The European Central Bank announced today, at the policy meeting in Frankfurt, that it will maintain the benchmark interest rate at a record-low 0.25 percent, the deposit rate at zero and the marginal lending rate at 0.75%. In November, the central bank unexpectedly cut its benchmark interest rate to a record-low 0.25%, after annualized inflation rate in the euro area slowed down to 0.7%.

Central banks officials refrained from taking action as there were contradictory signals, as recent data added to evidence that the economy is gaining momentum, the common currency has risen more than 7% against the US dollar in the past year and inflation bottomed at the weakest level in four years last month, underlining the risks to the outlook. At the same time, unemployment also remained near a record-high in February.

The ECB President Mario Draghi is expected to hold a press conference at 12:30 GMT to present the measures the central bank can take, including those endorsed by Jens Weidmann.

“Many would argue that the inflation outlook in particular has been bad enough for a long time already to justify more ECB action,” commented Greg Fuzesi ahead of the ECB decision, an economist at JPMorgan Chase & Co. in London, who forecast rates will stay unchanged, cited by Bloomberg. “We view the recent comments by Weidmann on QE and a negative deposit rate as helpful as they allow Draghi to threaten action more credibly.”

The governor of the Bundesbank and member of the ECB Governing Council, Jens Weidmann commented last week, the ECB may use negative interest rates to counter further appreciation of the 18-nation common currency and added that policy makers have not ruled out introducing new stimulus to fight against deflation.

European Central Bank Vice President Vitor Constancio commented on April 1 that the euro area will probably avoid deflation as the economic recovery is gaining momentum and “the low figure in March will be corrected to a high figure in April”, referring to the inflation rate.

At the same time, he underlined that the recovery remains fragile as there are threats from external shocks and the euro area may continue to experience weak price pressure for a prolonged period of time.

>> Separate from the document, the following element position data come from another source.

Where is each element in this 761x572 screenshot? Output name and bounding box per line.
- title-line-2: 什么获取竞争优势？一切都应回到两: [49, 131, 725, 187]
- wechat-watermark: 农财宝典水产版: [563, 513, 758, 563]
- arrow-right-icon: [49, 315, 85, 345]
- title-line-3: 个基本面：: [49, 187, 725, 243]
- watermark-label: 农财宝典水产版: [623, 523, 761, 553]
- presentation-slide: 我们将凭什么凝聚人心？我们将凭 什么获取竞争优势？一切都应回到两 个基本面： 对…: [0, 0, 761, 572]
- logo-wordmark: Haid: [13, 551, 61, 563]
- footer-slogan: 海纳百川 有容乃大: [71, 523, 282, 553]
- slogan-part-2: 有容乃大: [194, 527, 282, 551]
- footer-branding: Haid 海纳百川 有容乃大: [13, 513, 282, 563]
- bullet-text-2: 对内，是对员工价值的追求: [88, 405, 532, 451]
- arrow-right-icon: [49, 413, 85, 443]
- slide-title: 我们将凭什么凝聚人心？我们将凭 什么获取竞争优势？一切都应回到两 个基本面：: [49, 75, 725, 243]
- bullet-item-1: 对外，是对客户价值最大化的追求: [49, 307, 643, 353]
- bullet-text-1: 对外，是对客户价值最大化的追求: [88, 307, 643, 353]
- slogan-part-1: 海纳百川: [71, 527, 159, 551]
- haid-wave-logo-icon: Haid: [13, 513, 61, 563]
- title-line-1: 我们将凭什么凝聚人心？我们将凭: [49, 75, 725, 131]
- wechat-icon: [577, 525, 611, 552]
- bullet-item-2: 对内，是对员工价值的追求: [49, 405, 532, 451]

Constancio’s comments come after data showed on Monday the euro zone’s preliminary annualized index of consumer prices, evaluated in accordance with Eurostat’s harmonized methodology, slowed down to 0.5% in March from 0.7% in February, trailing analysts’ forecasts for a smaller decline to 0.6%. March’s inflation rate is the weakest since October 2009 and marked a sixth straight reading below 1%, remaining quite far from European Central Bank’s inflation target of just under 2%.

The central bank forecast weak price pressure to remain in place until at least 2016, with an inflation rate of 1% in 2014 and 1.3% next year, well below its target of 2%, which is used as a benchmark for price stability in the medium term.

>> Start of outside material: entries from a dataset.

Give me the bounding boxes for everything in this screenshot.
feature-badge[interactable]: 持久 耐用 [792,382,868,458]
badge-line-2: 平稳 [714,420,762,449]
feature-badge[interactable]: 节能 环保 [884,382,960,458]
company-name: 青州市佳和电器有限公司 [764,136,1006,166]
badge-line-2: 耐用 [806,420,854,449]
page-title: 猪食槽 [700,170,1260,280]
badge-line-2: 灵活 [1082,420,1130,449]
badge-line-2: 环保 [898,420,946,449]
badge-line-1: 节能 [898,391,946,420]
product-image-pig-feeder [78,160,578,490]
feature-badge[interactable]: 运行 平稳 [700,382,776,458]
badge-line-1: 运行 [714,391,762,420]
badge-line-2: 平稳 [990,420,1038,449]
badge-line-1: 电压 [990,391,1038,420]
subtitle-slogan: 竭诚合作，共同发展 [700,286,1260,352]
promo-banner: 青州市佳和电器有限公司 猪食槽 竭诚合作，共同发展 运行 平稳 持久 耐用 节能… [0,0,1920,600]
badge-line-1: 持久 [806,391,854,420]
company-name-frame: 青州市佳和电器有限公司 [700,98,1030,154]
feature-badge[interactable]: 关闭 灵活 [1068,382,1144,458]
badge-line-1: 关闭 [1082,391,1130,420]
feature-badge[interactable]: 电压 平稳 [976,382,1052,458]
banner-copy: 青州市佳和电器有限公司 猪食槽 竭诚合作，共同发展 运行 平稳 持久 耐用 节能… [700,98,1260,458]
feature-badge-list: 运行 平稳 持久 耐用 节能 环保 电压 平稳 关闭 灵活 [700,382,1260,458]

Meanwhile, demand for the US dollar was supported as a report by Automatic Data Processing Inc. (ADP) showed yesterday, the US private sector added 191 000 workers last month after February’s number was revised up by 39 000 to 178 000, However, analysts’ forecasts called for a 195 000 gain in March.

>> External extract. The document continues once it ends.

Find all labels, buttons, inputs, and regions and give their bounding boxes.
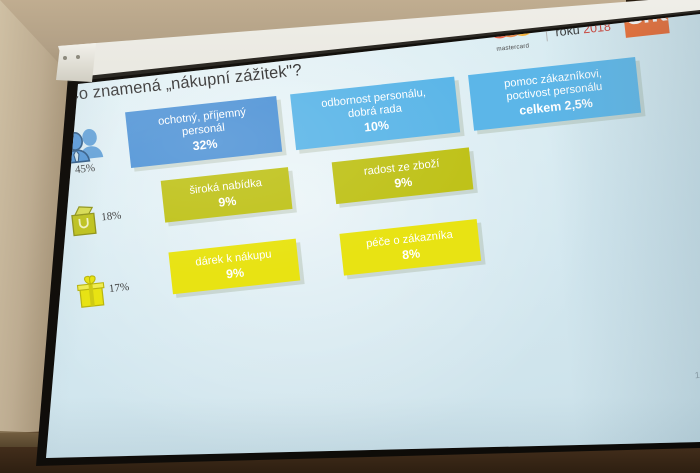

The ADP report usually comes out two days before the official employment report by the Bureau of Labor Statistics (BLS), thus, providing clues over the tendency in nation’s non-farming sector. The government report scheduled to be released tomorrow may show private payrolls rose by 200 000 in March, the most in four months, according to the median experts’ forecast. A separate report by the Institute for Supply Management may show its non-manufacturing index surged to 53.5 last month from 51.6 in February.